Our civilization lost an imaginary benevolent omnipotent god and imagined an omnipotent benevolent state. Thus we unshackled it from the chains of liberal limits.
But this experiment in moral and political innovation did teach us a lesson. We found that benevolence is not a defining feature of the state, regardless of intent, and cannot likely be made so.
But we also learned that squaring our fantasies with reality can provide endless intellectual gymnastics that make angel-dancing on pinheads look like the hokey-pokey, against which our ideological cavorting appears as nothing other than a vampiric tarantella, or, worse yet, a totentanz.
Religions serve a function, by exaptation.
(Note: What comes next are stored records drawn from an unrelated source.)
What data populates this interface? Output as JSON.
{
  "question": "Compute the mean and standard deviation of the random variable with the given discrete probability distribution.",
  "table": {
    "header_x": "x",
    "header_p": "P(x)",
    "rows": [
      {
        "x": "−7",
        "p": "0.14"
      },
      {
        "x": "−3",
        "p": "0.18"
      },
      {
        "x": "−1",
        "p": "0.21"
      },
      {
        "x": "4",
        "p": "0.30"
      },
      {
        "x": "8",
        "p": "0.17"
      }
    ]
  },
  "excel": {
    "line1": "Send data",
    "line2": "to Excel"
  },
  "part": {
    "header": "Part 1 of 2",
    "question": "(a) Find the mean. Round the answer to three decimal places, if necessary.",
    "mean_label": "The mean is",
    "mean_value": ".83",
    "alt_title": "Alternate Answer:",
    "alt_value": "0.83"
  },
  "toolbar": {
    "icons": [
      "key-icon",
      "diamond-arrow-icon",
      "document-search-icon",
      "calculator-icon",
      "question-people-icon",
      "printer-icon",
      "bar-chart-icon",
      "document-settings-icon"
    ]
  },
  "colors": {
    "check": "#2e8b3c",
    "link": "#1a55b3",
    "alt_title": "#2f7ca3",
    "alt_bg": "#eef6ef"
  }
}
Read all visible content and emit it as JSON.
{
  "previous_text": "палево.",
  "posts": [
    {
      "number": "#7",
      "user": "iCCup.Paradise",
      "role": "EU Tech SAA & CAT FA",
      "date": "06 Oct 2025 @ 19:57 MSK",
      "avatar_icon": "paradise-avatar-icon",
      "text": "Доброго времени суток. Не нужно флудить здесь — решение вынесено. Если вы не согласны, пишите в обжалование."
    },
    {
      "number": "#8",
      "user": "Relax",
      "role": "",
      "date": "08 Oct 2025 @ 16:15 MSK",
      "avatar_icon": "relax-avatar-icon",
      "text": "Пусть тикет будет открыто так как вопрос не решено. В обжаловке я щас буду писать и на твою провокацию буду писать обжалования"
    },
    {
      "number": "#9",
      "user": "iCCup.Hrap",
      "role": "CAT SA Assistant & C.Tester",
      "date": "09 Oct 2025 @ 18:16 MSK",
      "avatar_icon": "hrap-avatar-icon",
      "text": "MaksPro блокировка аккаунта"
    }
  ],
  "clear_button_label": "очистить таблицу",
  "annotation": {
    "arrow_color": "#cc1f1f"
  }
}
But experiments more than suggest any metaphysical fixation can provide that same function. What is needed is a somewhat ritualistic or attention-centering contemplation of an ego-transcendent object — it could be a rite or myth or metaphysical schema or puzzle, even, that allows us to transcend the narrow confines of our normal egoistic imagination. Such exercises can provide the signaling necessary to encourage cooperation. Both in ego and in alter, self and in other.
Trick is, this device, which could be a philosophy, or an ideology, or even an art form, needs to forswear the impossible imagining of an omnipotent benevolent state, for — as Nietzsche said — the state is the coldest of all cold monsters.